Aleksander Hnydiuk (born 11 December 1978) is a Polish chess International Master (2009).

== Chess career ==
Hnydiuk appeared several times in the finals of the Polish Youth Chess Championships, winning silver medals twice, in 1996 (in Chorzów, in the age group U18) and 1997 (in Babimost, in the age group U20). In 1996, in Rimavská Sobota he represented Poland at the European Youth Chess Championship in the age group U18 and ranked in 18th place. In 1997, he participated in the European Youth Chess Championship for the second time and taking 24th place in Tallinn (in the age group U20). In 1998 (in Książ) and 2000 (in Płock) Hnydiuk played twice in the individual finals of the Polish Chess Championship, in both cases taking 14th place. In 1996, he achieved the best individual result on the 4th board during the 2nd Polish Team Chess Championship in Nadole.

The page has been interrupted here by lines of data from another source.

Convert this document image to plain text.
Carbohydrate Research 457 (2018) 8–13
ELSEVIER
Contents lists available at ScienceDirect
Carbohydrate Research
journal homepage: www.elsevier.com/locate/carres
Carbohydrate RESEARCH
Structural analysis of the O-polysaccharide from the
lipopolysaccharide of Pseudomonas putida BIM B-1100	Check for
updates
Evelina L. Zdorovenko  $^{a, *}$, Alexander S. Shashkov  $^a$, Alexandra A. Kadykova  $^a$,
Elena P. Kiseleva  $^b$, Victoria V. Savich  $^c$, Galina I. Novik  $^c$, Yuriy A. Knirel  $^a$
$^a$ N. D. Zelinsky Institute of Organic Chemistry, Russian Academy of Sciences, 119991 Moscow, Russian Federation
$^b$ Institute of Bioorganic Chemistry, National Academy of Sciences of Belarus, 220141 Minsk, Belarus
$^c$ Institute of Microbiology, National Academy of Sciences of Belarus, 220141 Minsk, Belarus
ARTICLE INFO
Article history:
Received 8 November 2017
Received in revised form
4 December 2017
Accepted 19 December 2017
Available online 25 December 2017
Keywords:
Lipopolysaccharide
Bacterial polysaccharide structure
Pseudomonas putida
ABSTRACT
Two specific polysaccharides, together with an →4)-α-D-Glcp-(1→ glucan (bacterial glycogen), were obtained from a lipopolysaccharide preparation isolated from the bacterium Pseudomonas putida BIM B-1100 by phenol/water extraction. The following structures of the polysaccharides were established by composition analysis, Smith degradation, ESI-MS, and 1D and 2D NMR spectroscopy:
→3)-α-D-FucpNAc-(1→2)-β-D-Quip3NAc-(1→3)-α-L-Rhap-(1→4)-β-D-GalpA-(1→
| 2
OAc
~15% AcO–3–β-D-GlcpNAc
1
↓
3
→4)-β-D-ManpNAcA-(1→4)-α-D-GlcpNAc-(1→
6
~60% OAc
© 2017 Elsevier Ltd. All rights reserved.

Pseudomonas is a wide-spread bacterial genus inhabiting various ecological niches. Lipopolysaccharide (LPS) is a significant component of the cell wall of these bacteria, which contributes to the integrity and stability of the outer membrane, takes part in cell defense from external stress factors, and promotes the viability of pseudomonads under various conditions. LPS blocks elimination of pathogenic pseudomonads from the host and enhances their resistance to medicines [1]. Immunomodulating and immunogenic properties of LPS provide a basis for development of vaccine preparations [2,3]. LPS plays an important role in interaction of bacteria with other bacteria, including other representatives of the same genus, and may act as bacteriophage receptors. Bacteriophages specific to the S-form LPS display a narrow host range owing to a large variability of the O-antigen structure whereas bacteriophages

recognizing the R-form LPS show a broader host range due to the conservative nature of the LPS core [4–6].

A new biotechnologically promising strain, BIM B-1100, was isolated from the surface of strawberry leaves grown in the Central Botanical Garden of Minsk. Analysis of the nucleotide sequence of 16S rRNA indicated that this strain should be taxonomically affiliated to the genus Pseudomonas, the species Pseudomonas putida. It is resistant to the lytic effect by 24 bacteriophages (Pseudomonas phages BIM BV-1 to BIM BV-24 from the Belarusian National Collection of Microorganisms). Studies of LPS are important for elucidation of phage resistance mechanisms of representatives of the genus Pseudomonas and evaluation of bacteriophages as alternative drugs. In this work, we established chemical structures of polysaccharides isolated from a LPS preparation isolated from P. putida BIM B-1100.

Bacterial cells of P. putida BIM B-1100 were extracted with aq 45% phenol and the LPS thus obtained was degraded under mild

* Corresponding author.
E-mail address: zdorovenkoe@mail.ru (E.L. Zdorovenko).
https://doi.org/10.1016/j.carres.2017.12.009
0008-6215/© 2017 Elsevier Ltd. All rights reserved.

In 2001, during the Swiss-system tournament, Akiba Rubinstein Memorial won his first norm for the title of International Master. In 2005, he shared the 2nd place (together with Andrei Maksimenko) in the Swiss-system tournament in Turawa and achieved the best individual result on the 1st board of the 2nd Polish Team Chess Championship in Wysowa-Zdrój, in 2006 he shared the 3rd place (after Vladimir Malaniuk, together with Vadim Shishkin) in Memorial of Tadeusz Gniot in Police, and in 2007 he shared the 2nd place in Pokrzywna. In the same year, he fulfilled two more norms for the title of International Master, during the Emanuel Lasker memorial in Barlinek and at the Polish Team Chess Championship (Ekstraklasa) in Ustroń. He achieved the fourth International Master norm in 2008 in the Ekstraklasa in Karpacz. In 2011, he won the main tournament of the Akiba Rubinstein Memorial in Polanica-Zdrój, fulfilling the first standard for the title of Grandmaster.

In the 9th International Chess Tournament on Mount Św. Anny he fulfilled the norm for Grandmaster for the second time.

Hnydiuk achieved the highest rating in his career so far on 1 September 2010, with a score of 2448 points, he was then 44th among Polish chess players.